There are few left in the country who crack and craft a whip quite like Anthony Rennick.
For the past two decades, the Wagga man has hand-crafted some of the nation's best stock whips from his garage.
But his fascination with the art of whip-making began as a young man living in Forbes.
"My dad platted a belt and taught me how to do it, but we didn't know how to finish it," Mr Rennick said.
"Back then there was a man named Herb Sephton who had retired in Wagga, and he taught me how to finish the belt and how to make a whip."
After conquering his first leather challenge, Mr Rennick's whip-making journey "snowballed", leading to his current position as both the state and national over-45s stock whip champion, and this year's inductee into the stockman hall of fame.
He estimates that around the country right now, there would be less than a dozen whip-makers left.
"It's not something everyone can do, so I'm very lucky to do it full-time," he said.
"Up until seven years ago though, it was still just a hobby."
Such has been the growth in demand, Mr Rennick has been able to take his trade full-time and leave his life as a butcher for good.
"I always hoped it'd be full-time but didn't see that happening. It was always my ambition, and the trade just kept building and building until I had to do it, I had to go full-time."
Now, working from his home in Estella, Mr Rennick crafts up to 30 bespoke stock whips every month.
"These whips you can only get from me and I've got a three-to-four month-long waiting list," Mr Rennick said.
"There are not too many still making them. People see them on shelves all the time, but you never really see them being made anymore."

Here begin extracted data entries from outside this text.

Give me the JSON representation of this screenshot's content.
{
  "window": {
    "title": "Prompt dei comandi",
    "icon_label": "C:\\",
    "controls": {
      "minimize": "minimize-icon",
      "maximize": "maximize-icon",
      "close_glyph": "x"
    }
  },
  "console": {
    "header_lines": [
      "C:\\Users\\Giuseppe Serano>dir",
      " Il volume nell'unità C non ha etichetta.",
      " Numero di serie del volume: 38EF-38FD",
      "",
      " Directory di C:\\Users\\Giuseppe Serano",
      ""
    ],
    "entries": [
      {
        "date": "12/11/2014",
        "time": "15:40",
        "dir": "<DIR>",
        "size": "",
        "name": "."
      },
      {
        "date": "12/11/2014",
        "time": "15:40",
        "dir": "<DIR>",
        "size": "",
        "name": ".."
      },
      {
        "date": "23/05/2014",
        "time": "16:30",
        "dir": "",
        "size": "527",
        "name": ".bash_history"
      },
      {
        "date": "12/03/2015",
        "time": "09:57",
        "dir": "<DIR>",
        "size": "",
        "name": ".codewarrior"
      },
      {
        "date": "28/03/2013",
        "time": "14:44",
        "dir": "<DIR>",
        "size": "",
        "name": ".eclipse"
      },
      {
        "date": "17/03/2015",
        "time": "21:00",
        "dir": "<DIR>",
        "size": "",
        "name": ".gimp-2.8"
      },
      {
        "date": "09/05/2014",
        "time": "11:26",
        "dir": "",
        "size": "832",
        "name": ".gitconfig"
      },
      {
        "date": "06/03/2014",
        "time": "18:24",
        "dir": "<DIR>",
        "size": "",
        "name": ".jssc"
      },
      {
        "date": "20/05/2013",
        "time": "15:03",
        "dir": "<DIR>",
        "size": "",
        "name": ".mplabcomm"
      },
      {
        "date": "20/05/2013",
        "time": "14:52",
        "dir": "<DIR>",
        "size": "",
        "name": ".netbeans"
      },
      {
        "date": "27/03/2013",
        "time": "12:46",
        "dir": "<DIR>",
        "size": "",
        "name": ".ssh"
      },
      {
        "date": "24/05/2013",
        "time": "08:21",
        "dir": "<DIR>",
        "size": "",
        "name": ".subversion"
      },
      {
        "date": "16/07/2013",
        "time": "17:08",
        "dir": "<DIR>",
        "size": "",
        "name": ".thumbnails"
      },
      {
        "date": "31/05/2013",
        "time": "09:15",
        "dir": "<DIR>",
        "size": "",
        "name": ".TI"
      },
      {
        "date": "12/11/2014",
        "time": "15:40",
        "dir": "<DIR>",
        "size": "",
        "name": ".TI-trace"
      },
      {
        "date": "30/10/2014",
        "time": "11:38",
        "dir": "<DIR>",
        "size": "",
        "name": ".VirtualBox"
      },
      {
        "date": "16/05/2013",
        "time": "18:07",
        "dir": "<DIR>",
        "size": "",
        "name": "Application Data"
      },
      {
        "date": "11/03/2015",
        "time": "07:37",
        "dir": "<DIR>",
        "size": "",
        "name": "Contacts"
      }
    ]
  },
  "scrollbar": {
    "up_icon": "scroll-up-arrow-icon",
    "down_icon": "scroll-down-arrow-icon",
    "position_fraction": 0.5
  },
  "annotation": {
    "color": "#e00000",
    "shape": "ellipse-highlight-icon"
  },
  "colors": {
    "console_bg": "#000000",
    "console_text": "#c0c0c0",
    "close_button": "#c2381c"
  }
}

A uniquely Australian invention, the stockwhip is named for its long handle - or stock. That key element sets it apart from the short-handled whips commonly used overseas.
Mr Rennick said it is this element that makes it so durable.
"People think it's because they're used with livestock, that's why it's a stock whip, but that's not it," Mr Rennick said.
"If you have one of the whips they use in America, you break the handle you're looking at replacing the whole thing. With these ones, you break the stock and you can have it remade."
With a few repairs, Mr Rennick estimates "there's no reason why these whips wouldn't last you 25 or 30 years".
"Some of the whips I repair are 80 or 90 years old. They're not too good to use, they're a bit brittle, but people have them framed," he said.
Knowing what goes into crafting an effective, longevous whip, Mr Rennick said, comes down to knowing how to handle one.
"You've got to be able to crack a whip to know what goes into making it," he said.
"You have to know how it's weighted and how it falls through the air, how it cracks."